Un imaginario blusero afroamericano concluye sus días en un asilo mental mientras su creador pasa de ser una celebridad a un hombre enfermo y olvidado. O no.

1. Esto no es un disco de blues
Se escuchan ladridos, jadeos de perro, seguramente pulguiento. No termino de preguntarme si es o no un perro cuando una armónica que parecen ser varias dialoga frenética consigo misma. La cadencia del blues es rasposa, inapelable. La voz susurrante, casi un clamor de lo oculto, repite: “Tengo un hueso para ti porque soy un perrito. Sí, soy un perrito y estoy desnudo casi todo el tiempo”. Los tres minutos y medio de “I’m a Doggy” no pueden sugerir otra cosa que un disco de blues clásico, siendo la definición de “clásico” aquello que no puede hacerse mejor. Pero la previsión queda desmentida por el segundo tema, “Small Car”: un recitador se apoya en un mantra repetitivo coreado por mujeres para contar (¿cantar?) la historia de unos pequeños agricultores que salen en sus pequeños automóviles y acaban conociendo granjeros gigantes, aunque “de tamaño normal”; tras la epifanía, los pequeños agricultores vuelven felices a casa… Lo sé, sé que lo que sigue hasta recorrer las catorce canciones me dejará tan cómodamente tendido en la incertidumbre como se puede estarlo sobre una cama de clavos. Y vuelvo a envidiar a aquellos que por primera vez escuchen The Legendary Marvin Pontiac: Greatest Hits.

 

 

2. Esto no es una biografía
La foto en blanco y negro de la portada es borrosa. Al parecer, el fondo es un patio. Y la figura del hombre que podría ser una mujer aparece coronada por un turbante, ¿o es una toalla enredada alrededor de la cabeza? La guitarra acústica que sostiene en su mano izquierda recorta la túnica que llega hasta los pies. Antiguamente, para resolver dudas sobre las personas se recurría a su biografía. La de Marvin Pontiac, se verá, es tan excéntrica e inverosímil que solo puede ser veraz. Nacido en Detroit en 1932 como Martin Touré, su madre neoyorquina de origen judío y su padre de Mali conformaron una pareja breve que duró lo que la cordura de ella, que acabó en una clínica psiquiátrica. Marvin creció en Bamako, la capital maliense, una etapa de su vida de la que no se tienen más noticias. Al volver a Estados Unidos, y en un ejercicio de mimetismo, Marvin adoptó el apellido Pontiac, acaso en honor a su tierra natal, otrora capital mundial del automóvil y más tarde urbe nacional de la degradación. Su país de origen, no obstante, lo trata como si de un asilado se tratase. Armado de una armónica, combina sus conocimientos musicales africanos con el magma del blues eléctrico que por entonces avanzaba sin control por las calles de Chicago, donde se instala.

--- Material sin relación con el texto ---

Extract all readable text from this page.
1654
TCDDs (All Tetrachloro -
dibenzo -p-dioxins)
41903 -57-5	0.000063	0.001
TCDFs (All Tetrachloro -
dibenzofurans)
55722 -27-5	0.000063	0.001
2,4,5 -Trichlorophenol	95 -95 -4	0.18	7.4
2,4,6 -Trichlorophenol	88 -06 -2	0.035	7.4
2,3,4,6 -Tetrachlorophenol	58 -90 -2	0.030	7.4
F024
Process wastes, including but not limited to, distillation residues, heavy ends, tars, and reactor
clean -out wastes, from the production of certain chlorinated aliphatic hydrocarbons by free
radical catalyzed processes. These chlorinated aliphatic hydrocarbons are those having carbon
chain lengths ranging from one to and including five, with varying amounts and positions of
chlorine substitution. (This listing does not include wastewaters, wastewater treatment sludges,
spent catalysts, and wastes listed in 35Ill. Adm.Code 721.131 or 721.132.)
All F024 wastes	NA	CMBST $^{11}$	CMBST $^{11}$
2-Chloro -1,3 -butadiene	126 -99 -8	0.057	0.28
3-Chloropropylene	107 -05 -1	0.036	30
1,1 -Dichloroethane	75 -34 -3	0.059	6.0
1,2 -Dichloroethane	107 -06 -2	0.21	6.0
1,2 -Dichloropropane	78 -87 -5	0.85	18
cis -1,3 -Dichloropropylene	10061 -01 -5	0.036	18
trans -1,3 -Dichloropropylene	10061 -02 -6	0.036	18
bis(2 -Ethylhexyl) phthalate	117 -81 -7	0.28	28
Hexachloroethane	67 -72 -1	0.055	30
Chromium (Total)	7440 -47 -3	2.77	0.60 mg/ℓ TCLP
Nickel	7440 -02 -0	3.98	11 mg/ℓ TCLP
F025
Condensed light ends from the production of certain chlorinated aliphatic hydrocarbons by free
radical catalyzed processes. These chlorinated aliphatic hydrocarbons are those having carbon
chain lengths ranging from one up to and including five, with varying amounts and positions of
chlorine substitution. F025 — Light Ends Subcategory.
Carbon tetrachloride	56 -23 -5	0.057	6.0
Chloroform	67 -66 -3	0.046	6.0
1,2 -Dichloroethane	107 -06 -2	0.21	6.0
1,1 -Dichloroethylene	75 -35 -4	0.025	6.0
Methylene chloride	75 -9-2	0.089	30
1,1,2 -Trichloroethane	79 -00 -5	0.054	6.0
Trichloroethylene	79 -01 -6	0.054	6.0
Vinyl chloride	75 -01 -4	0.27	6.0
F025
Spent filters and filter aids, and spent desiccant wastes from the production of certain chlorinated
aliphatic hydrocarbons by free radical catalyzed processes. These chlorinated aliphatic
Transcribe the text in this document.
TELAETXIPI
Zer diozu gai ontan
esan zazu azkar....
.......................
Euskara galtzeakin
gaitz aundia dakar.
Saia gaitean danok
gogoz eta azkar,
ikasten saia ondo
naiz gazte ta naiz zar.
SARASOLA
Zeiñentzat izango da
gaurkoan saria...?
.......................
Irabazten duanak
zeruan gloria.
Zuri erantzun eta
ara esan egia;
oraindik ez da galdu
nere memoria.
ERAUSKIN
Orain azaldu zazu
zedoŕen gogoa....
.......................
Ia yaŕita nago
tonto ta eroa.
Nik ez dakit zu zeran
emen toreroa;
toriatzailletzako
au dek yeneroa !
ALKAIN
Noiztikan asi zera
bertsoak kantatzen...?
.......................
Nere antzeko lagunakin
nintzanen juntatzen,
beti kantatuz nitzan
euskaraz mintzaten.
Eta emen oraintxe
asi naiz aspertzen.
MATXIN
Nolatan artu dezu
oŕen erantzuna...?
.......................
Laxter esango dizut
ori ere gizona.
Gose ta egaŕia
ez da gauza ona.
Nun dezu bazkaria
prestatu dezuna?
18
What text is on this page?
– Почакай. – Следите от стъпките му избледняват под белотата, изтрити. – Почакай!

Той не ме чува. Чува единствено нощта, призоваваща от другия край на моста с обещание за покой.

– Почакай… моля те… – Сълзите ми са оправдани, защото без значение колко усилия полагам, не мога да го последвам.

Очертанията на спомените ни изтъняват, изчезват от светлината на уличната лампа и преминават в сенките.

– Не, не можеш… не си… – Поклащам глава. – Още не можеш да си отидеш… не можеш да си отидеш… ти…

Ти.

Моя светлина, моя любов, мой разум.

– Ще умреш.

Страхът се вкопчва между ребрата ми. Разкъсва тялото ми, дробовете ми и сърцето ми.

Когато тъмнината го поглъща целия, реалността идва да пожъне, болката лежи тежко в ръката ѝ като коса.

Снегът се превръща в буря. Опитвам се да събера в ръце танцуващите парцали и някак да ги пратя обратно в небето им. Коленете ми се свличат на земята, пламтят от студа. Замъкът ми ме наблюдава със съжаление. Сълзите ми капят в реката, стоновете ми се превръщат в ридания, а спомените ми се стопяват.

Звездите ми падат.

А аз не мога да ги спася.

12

A partir de entonces la pendiente se empina, a la par que se inflama la leyenda. Little Walter, un armonicista consagrado de Luisiana, lo muele a palos, al parecer asfixiado por la envidia al comprobar que Marvin tocaba mejor que él. Quizá de allí se trasladara a Texas, donde probablemente tocó en bares apestosos, trabajó de plomero y, según se rumorea, robó un banco. Quizá la policía lo persiguiera; quizá se instalara en Luisiana, y más tarde en California. Se dice que en el estado del oeste continuaron sus problemas con la ley, sobre todo luego de que fuera apresado andando desnudo en bicicleta. Si esto resulta confuso, agréguenle que –se dice– Jackson Pollock le regaló varios de sus cuadros, puesto que la música de Marvin resultaba una inspiración para el pintor expresionista; según las mismas fuentes, Marvin habría destruido esas obras.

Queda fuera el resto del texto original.